COMPANION
COmprehensive Modelling Platform for Analyzing Nosocomial Infection Outcomes Network
Projektinhalte und Ziele
Hauptziel des COMPANION-Projekts: Modellierung der Folgen von HOBSI mittels KI-gestützter Kausalmodelle, Simulation von Zielstudien und Daten aus der realen Versorgungspraxis.

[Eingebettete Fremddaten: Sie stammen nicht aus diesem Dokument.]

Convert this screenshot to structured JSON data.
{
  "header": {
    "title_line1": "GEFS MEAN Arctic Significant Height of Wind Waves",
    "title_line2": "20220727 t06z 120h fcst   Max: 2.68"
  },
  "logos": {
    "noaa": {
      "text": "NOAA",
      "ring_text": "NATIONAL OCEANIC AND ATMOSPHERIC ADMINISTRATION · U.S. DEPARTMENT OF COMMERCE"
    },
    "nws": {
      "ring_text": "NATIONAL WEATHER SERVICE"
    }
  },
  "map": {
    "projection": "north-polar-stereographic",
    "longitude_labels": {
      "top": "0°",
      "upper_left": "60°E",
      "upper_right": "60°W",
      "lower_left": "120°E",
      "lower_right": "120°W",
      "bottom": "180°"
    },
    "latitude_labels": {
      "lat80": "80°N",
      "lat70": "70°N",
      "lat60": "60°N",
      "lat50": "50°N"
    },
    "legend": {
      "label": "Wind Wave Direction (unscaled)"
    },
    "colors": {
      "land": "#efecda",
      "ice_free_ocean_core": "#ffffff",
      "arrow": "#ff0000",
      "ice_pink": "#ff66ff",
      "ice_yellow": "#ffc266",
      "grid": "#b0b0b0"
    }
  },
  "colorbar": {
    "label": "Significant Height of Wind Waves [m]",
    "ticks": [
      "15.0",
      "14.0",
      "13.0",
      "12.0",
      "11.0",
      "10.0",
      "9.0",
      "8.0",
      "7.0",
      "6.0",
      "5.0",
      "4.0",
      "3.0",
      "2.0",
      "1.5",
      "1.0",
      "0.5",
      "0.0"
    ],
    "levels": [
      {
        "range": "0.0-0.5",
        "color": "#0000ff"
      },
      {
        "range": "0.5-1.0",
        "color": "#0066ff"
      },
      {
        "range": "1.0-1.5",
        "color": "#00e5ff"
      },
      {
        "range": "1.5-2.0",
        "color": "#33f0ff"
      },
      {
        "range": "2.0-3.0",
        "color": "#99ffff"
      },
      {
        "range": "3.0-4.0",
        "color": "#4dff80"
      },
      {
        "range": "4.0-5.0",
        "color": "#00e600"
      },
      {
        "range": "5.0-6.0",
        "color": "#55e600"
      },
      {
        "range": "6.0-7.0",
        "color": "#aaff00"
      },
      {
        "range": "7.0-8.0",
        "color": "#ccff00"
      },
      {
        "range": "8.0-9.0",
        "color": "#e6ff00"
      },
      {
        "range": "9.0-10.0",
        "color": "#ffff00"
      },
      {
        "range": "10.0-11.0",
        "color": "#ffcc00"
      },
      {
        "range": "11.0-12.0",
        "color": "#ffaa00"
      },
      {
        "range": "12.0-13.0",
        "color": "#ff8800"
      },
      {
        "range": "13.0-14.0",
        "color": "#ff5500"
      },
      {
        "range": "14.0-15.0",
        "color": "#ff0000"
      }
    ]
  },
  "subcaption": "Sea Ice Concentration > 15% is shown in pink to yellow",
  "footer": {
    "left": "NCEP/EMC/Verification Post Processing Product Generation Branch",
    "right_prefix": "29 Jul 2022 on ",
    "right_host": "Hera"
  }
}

Das Projekt konzentriert sich auf die Entwicklung von prädiktiven Modellen, die auf das deutsche Gesundheitssystem zugeschnitten sind. Ziel ist die Verbesserung von Therapiestrategien und die Stärkung der Resilienz des Systems gegenüber nosokomialen Infektionen und multiresistenten Erregern (MDROS).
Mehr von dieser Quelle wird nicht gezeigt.